TITLE:
Optimizing Bank Loan Approval with Binary Classification Method and Deep Learning Model
AUTHORS:
Abdalla Mahgoub
KEYWORDS:
Bank Loan Prediction Model, Financial Prediction, Machine Learning Algorithms, Logistic Regression Algorithm, Deep learning Algorithms, Advanced Data Science Techniques and Analysis, Deep Learning Activation Functions
JOURNAL NAME:
Open Journal of Business and Management,
Vol.12 No.3,
May
31,
2024
ABSTRACT: For any bank or financial institution, managing loans and controlling leverage is one of the most important tasks they have to undertake. A bank cannot function efficiently without a well-designed loan-to-deposit business model. As technology continues to evolve, the mechanism of handling and granting loans underwent a significant change with the introduction of use cases concerning machine learning and data science. Hence, this data-driven research utilized advanced machine learning techniques to analyze and manipulate the data, aiming to predict the best possible way to recommend a loan to a client. These predictions are based on modified yet unique features created from the data obtained from the client. The dataset was tested using two different methodologies: a logistic regression model and a Neural Network algorithm. Both of these methodologies produced high-level accuracy rates.
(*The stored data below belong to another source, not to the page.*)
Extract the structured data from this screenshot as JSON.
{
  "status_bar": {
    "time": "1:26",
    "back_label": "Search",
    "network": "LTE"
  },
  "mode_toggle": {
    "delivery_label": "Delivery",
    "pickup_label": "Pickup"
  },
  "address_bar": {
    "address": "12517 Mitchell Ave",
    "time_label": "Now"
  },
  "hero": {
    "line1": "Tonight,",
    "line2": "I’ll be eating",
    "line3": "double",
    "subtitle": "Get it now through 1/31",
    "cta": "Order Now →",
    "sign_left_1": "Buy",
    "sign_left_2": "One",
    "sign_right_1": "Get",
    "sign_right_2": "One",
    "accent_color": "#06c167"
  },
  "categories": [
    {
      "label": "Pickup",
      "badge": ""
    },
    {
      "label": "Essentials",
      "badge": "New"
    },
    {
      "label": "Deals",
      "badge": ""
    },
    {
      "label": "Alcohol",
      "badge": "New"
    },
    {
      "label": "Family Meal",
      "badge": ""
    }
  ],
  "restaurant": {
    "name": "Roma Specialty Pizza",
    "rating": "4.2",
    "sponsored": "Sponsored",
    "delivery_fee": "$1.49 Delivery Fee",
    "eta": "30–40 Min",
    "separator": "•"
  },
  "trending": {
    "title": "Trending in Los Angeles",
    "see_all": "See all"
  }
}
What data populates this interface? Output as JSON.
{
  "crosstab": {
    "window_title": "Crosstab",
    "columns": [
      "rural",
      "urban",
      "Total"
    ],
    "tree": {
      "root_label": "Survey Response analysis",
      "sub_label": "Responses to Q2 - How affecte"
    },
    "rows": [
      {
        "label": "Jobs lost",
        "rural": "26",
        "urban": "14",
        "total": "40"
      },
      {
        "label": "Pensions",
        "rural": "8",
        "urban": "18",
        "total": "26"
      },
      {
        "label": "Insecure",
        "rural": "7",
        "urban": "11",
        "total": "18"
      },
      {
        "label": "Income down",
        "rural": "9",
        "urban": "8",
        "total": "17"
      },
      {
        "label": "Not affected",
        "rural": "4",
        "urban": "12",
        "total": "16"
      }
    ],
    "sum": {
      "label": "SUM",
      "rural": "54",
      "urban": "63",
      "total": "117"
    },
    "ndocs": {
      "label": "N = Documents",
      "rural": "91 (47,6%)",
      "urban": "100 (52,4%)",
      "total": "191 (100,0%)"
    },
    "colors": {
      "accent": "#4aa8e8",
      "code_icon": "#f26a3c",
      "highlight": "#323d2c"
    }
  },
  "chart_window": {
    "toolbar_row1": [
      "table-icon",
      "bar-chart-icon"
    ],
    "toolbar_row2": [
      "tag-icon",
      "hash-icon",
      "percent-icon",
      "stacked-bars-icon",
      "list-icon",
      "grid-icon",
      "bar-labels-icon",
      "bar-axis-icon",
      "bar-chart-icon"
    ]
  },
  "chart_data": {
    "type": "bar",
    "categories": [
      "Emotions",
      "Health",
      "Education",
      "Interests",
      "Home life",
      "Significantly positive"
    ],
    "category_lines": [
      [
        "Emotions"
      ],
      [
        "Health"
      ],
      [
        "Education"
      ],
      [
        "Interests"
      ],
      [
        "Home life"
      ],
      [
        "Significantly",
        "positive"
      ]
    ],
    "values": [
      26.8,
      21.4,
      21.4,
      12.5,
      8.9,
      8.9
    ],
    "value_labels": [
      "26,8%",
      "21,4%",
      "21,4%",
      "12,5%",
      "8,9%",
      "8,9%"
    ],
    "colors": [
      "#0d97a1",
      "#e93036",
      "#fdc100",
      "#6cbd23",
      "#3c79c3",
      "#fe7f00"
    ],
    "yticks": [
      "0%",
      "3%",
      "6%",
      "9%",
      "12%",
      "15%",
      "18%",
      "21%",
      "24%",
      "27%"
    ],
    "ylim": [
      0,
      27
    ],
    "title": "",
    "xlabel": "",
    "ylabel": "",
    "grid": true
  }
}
However, the latter outperformed the currently used methodologies by over 20%, resulting in an accuracy of 90%. The model achieved its optimal accuracy level through the application of advanced deep learning techniques, optimization, and precise selection of the number of hidden layers, as well as the definition of input and output layers. The optimization process for the deep learning model prioritizes three major activation functions: RELU, Softmax, and Sigmoid. In addition to the previous statement, epochs and batch size were also considered based on the dataset size used in this research paper. The successful research results were obtained due to the use of a perfectly balanced, unbiased, and cleaned dataset, as well as the well-executed combination of activation functions for the Neural Network model. A performance assessment was conducted based on a confusion matrix evaluation to demonstrate its feasibility and performance.